Ana sonrió. Justo cuando decidió apartarse, cuando creyó que nadie la echaba de menos, todos se acordaron de ella.
Y al mediodía, un número desconocido apareció en la pantalla. Al principio no quiso responder —seguro que era un timo. Pero el insistente timbre la convenció. Una voz de hombre, medio conocida.

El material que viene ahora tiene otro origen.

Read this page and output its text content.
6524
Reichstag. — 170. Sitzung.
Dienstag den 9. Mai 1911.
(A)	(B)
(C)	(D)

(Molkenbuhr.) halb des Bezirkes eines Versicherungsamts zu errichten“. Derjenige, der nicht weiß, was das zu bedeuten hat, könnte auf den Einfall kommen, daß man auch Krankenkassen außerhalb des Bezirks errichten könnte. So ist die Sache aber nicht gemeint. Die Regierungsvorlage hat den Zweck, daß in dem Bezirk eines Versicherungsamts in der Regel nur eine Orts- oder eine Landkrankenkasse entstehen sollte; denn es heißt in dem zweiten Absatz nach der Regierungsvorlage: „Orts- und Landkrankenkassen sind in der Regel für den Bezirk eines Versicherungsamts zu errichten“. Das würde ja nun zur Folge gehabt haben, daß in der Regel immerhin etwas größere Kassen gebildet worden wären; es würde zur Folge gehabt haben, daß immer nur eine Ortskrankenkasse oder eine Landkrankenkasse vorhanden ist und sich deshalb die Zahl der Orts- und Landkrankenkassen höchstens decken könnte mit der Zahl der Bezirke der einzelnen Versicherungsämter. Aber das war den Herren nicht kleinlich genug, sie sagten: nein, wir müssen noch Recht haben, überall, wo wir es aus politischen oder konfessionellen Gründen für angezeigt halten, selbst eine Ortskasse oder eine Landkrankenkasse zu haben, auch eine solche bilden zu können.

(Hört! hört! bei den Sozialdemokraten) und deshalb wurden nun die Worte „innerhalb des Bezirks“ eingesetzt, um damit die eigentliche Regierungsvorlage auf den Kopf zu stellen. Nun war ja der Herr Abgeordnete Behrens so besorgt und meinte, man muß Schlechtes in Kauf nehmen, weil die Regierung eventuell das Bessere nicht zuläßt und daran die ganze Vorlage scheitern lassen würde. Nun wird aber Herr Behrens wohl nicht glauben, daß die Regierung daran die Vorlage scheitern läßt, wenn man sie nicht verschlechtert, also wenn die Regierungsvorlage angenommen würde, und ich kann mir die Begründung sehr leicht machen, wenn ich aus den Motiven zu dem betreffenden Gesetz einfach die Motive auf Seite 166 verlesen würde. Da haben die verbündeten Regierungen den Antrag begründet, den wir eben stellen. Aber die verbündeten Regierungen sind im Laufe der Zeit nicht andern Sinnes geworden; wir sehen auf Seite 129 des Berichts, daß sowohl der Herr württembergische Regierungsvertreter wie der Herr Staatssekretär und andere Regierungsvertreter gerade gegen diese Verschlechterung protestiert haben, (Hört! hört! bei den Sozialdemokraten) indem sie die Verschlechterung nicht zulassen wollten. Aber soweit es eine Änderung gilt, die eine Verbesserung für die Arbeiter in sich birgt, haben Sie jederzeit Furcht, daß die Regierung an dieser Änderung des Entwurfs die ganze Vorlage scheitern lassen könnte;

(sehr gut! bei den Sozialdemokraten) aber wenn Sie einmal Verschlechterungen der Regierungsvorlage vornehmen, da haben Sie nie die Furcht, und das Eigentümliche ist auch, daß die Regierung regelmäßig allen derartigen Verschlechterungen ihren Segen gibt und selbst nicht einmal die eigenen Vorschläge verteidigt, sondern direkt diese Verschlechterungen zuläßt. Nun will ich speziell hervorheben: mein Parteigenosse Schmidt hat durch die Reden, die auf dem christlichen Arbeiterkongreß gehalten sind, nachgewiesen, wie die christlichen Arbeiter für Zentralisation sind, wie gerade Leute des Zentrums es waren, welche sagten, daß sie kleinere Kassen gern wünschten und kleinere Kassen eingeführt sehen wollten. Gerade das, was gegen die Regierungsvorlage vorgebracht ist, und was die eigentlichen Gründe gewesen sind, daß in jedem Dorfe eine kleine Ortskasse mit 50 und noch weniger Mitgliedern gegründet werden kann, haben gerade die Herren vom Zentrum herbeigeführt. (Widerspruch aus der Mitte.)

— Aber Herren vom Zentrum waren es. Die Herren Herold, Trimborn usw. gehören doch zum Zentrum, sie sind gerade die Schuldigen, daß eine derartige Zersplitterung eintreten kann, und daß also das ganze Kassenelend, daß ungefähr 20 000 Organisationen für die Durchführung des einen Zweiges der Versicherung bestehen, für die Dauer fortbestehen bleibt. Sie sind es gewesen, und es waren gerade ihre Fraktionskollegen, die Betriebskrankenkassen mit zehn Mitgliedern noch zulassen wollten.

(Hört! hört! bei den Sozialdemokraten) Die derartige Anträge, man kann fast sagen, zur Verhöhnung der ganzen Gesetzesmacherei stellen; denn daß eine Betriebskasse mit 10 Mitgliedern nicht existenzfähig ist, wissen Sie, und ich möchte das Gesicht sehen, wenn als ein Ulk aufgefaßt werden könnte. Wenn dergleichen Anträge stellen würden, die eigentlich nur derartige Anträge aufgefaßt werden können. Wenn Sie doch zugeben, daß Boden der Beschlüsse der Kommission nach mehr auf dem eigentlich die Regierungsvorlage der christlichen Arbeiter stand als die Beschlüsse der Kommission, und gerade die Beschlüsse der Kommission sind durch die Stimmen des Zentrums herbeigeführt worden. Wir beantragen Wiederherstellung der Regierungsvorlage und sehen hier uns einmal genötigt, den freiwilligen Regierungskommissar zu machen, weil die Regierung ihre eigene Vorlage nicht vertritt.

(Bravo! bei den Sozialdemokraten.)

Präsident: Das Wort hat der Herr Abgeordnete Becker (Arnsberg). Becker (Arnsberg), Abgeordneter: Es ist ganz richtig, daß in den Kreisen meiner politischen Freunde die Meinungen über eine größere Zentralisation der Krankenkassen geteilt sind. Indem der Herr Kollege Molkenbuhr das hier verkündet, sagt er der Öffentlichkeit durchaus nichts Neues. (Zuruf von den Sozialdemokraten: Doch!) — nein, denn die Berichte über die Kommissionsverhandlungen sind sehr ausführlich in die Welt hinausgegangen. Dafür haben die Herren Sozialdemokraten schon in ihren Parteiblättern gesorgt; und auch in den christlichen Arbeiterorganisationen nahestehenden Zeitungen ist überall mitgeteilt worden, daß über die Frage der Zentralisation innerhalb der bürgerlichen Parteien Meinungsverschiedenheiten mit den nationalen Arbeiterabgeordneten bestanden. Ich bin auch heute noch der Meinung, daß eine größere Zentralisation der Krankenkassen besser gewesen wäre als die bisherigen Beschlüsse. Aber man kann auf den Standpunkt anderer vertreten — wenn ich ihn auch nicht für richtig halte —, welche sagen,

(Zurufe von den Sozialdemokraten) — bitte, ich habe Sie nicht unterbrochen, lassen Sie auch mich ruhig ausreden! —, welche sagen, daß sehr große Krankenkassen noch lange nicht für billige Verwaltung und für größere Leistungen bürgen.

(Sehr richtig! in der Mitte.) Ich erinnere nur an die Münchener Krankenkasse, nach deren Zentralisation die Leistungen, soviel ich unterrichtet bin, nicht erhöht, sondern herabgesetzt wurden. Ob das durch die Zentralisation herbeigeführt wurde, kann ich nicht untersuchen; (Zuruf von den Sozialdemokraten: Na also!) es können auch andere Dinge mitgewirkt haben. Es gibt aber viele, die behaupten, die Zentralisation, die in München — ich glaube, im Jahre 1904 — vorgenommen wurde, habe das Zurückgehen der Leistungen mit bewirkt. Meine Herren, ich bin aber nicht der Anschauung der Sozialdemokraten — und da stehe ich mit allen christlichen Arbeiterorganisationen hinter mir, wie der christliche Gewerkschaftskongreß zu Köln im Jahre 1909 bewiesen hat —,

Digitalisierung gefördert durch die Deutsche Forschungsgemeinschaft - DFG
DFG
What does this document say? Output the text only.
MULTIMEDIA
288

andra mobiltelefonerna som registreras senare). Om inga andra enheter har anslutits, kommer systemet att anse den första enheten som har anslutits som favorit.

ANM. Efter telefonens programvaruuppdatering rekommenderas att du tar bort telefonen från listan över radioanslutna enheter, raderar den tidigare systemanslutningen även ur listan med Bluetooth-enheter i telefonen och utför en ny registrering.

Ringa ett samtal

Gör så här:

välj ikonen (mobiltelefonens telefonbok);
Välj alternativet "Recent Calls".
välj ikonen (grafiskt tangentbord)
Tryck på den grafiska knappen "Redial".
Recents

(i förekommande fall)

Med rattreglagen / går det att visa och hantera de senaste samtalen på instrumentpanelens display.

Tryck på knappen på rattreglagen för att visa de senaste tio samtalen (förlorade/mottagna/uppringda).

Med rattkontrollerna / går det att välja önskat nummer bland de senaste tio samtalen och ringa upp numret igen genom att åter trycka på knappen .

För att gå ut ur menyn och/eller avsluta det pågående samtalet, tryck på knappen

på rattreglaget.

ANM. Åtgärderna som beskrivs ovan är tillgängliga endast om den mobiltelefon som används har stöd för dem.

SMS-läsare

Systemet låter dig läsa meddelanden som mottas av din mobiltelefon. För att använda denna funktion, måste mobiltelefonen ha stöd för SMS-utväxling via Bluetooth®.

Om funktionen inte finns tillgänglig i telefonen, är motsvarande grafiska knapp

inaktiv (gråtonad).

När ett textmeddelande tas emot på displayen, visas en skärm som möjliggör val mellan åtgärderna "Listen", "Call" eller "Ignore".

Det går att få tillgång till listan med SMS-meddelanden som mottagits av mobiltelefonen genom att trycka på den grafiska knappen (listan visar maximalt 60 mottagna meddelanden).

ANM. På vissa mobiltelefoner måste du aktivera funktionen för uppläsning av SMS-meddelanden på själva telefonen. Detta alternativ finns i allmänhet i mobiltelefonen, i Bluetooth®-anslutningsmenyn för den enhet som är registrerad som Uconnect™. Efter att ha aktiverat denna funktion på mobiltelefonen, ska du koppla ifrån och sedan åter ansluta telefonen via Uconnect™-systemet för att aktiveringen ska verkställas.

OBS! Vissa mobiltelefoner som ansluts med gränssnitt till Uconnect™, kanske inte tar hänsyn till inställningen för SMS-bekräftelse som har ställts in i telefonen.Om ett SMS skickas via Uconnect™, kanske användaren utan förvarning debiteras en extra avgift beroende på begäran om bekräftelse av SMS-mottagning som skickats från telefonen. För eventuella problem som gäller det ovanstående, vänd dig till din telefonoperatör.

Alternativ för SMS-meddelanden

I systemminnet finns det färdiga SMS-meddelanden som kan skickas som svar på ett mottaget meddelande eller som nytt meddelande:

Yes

—Ana, buenos días, soy Alejandro. ¿Te acuerdas de mí? Paseamos juntos en el parque el otro día con Pilar y Rosa. Las señoras me pidieron que te llamara para ver por qué no ibas. Aunque, la verdad, ellas no me lo pidieron, yo le robé tu número a Pilar. Perdona. ¿Estás bien? ¿Necesitas algo? Puedo ayudarte. Si estás bien, ¿qué tal si vienes mañana al parque? Dicen que hará sol. Te espero en el paseo central a la una. ¿Vendrás?
Y ella contestó:
—Sí, Alejandro, iré.
Después, Ana se miró al espejo y pensó que era hora de teñirse el pelo —ya asomaban canas. En algún cajón estaba aquel pintalabios que le regaló Lidia. Y, en fin, ¡bastante había durado este encierro!
A veces, el silencio hace que te escuchen. Y desaparecer un poco, que al fin te vean.